The Party's Lust for Power
The rest of the story deals with the total annihilation of Winston Smith, the destruction of his personality, and his re-integration into society under the brutal persecution of O'Brien. Big Brother, who represents the supreme power in Oceania, is almost a substitute for God, while the members of the Inner Party are his priests. O'Brien is one of these priests, and it is on him that the responsibility for dealing with Winston Smith falls. O'Brien performs the role of an inquisitor who has to purify Winston by ridding him of the evil of heresy and bringing him back to the right path. Winston is tortured in the most savage and monstrous manner so that his resistance and will-power may be completely crushed and obliterated. To Winston's question why the Party wants to cling to power, O'Brien gives the following answer:
The party seeks power entirely for its own sake. We are not interested in the good of others; we are interested solely in power. Not wealth or luxury or long life or happiness; only power, pure power. The object of power is power.
Thus O'Brien and his colleagues are not human beings but embodiments of the power-principle. They achieve a vicarious immortality through their membership of the inner Party, because the mind of the Party is collective and immortal.

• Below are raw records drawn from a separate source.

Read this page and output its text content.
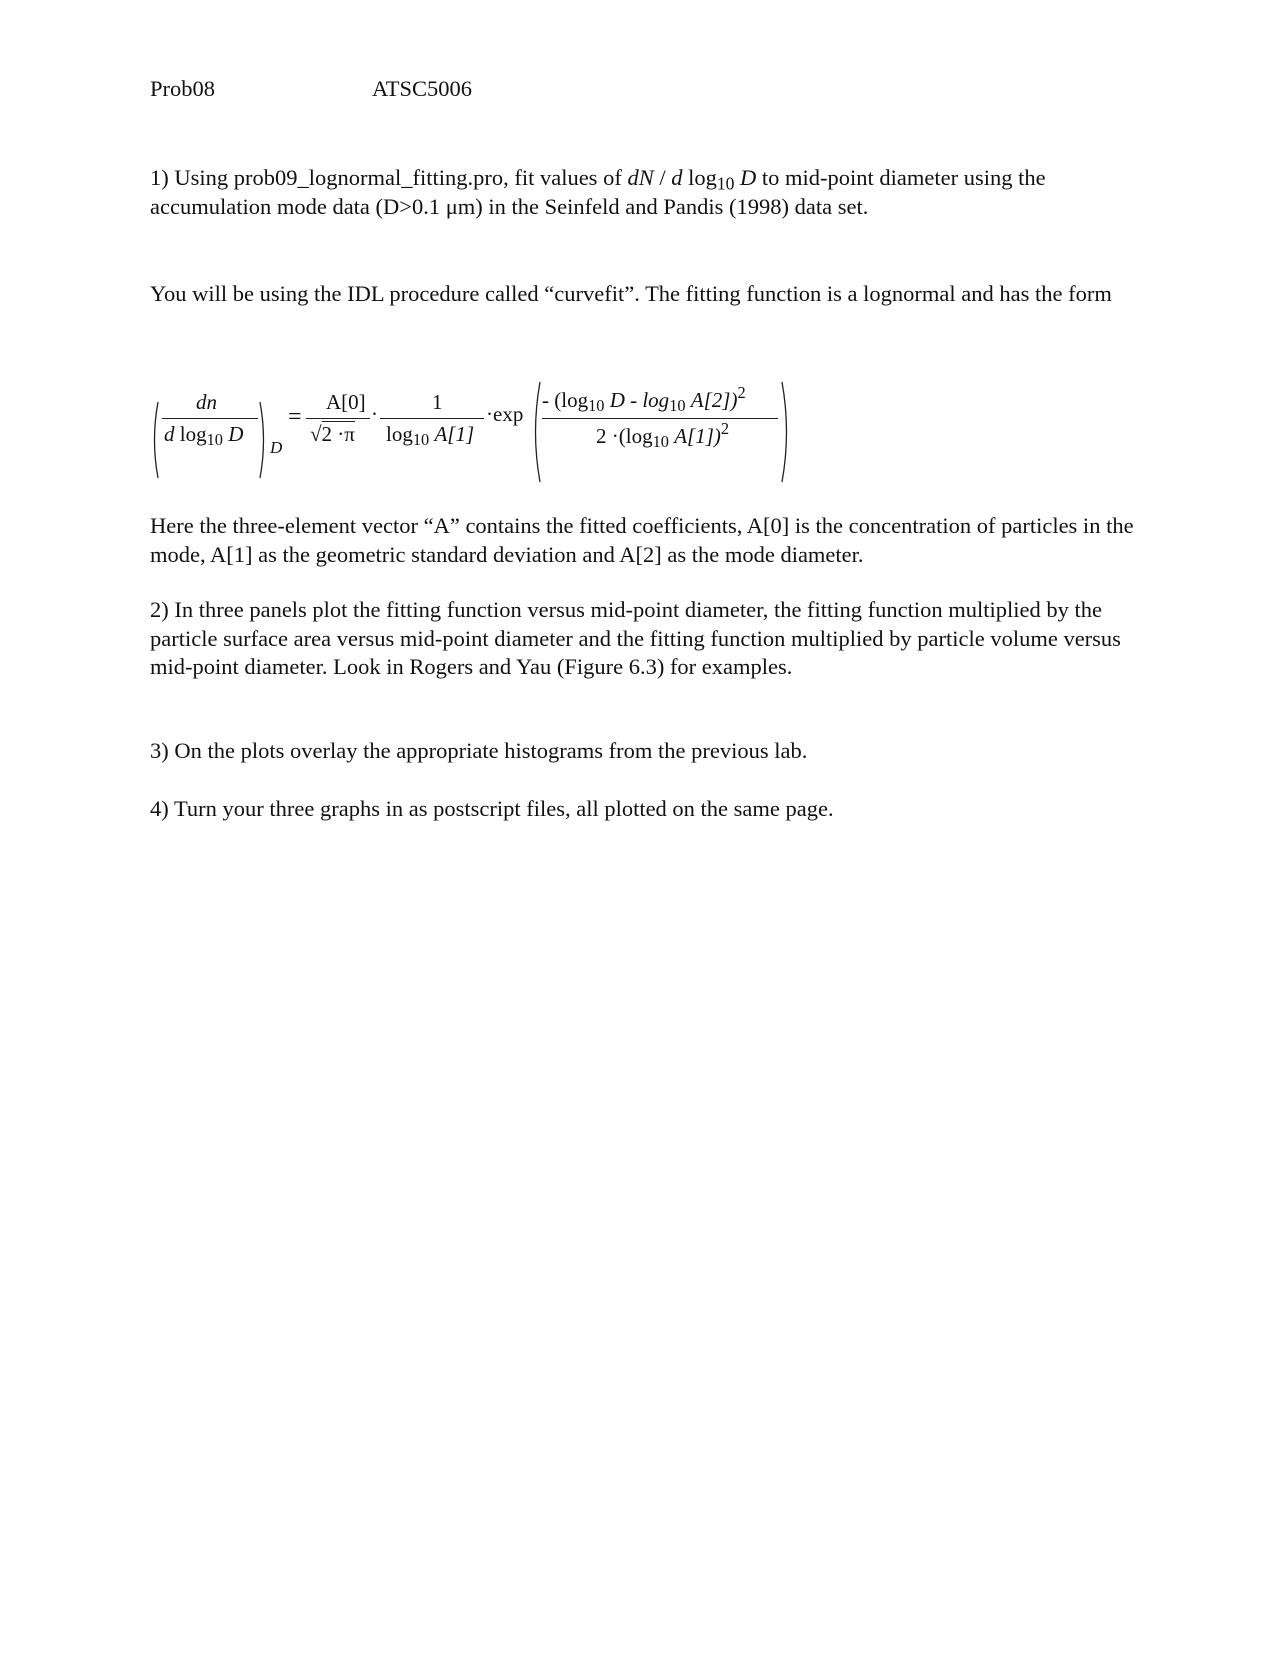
Prob08	ATSC5006
1) Using prob09_lognormal_fitting.pro, fit values of dN / d $\log_{10} D$ to mid-point diameter using the accumulation mode data (D>0.1 μm) in the Seinfeld and Pandis (1998) data set.
You will be using the IDL procedure called “curvefit”. The fitting function is a lognormal and has the form
dn
d $\log_{10} D$
D
=
A[0]
√2 ·π
·	1
$\log_{10} A[1]$
·exp
- ($\log_{10}$ D - $\log_{10} A[2])^2$
$2 \cdot(\log_{10}$ A[1])$^2$
Here the three-element vector “A” contains the fitted coefficients, A[0] is the concentration of particles in the mode, A[1] as the geometric standard deviation and A[2] as the mode diameter.
2) In three panels plot the fitting function versus mid-point diameter, the fitting function multiplied by the particle surface area versus mid-point diameter and the fitting function multiplied by particle volume versus mid-point diameter. Look in Rogers and Yau (Figure 6.3) for examples.
3) On the plots overlay the appropriate histograms from the previous lab.
4) Turn your three graphs in as postscript files, all plotted on the same page.
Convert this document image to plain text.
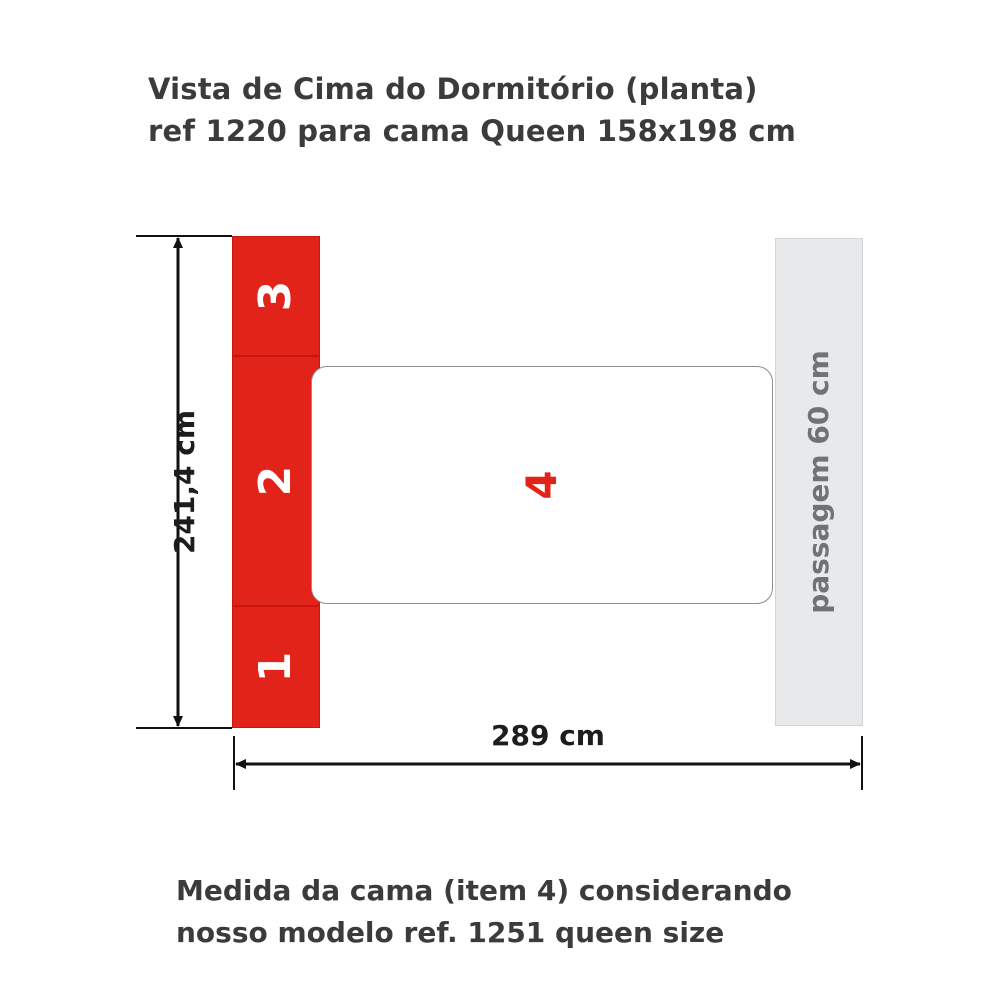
Vista de Cima do Dormitório (planta)
ref 1220 para cama Queen 158x198 cm
3
2
1
4	passagem 60 cm
241,4 cm
289 cm
Medida da cama (item 4) considerando
nosso modelo ref. 1251 queen size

The Complete Subjugation of Winston,
and his Tragic End
Towards the end, the description of Winston Smith, dirty, rotting, emaciated, stinking, looking at himself in a mirror in the Ministry of Love, reminds us of Swift's description of the disgusting Yahoos in Gulliver's Travels. All that is left is the final vision of Winston, having betrayed Julia and himself, waiting for the bullet which will end his miserable life, shedding miserable tears of repentance, and loving big Brother.
No Ray of Hope in Orwell's Vision of the Future
Orwell could never reconcile himself to the stark facts which he anticipated as part of human life as he visualized it. In an epoch of fear, tyranny, and regimentation, he could never say: "I accept." It was an age of concentration camps, rubber truncheons, Hitler, Stalin, bombs, machine-guns, purges, slogans, gas masks, spies, secret prisons, and political murders. Orwell was unable to reconcile himself quietly to such a catalogue of horrors in human society. Desperately he sought an alternative and a means of relief, but he saw only hypocrisy and fraud, injustice and tyranny, rottenness and foulness.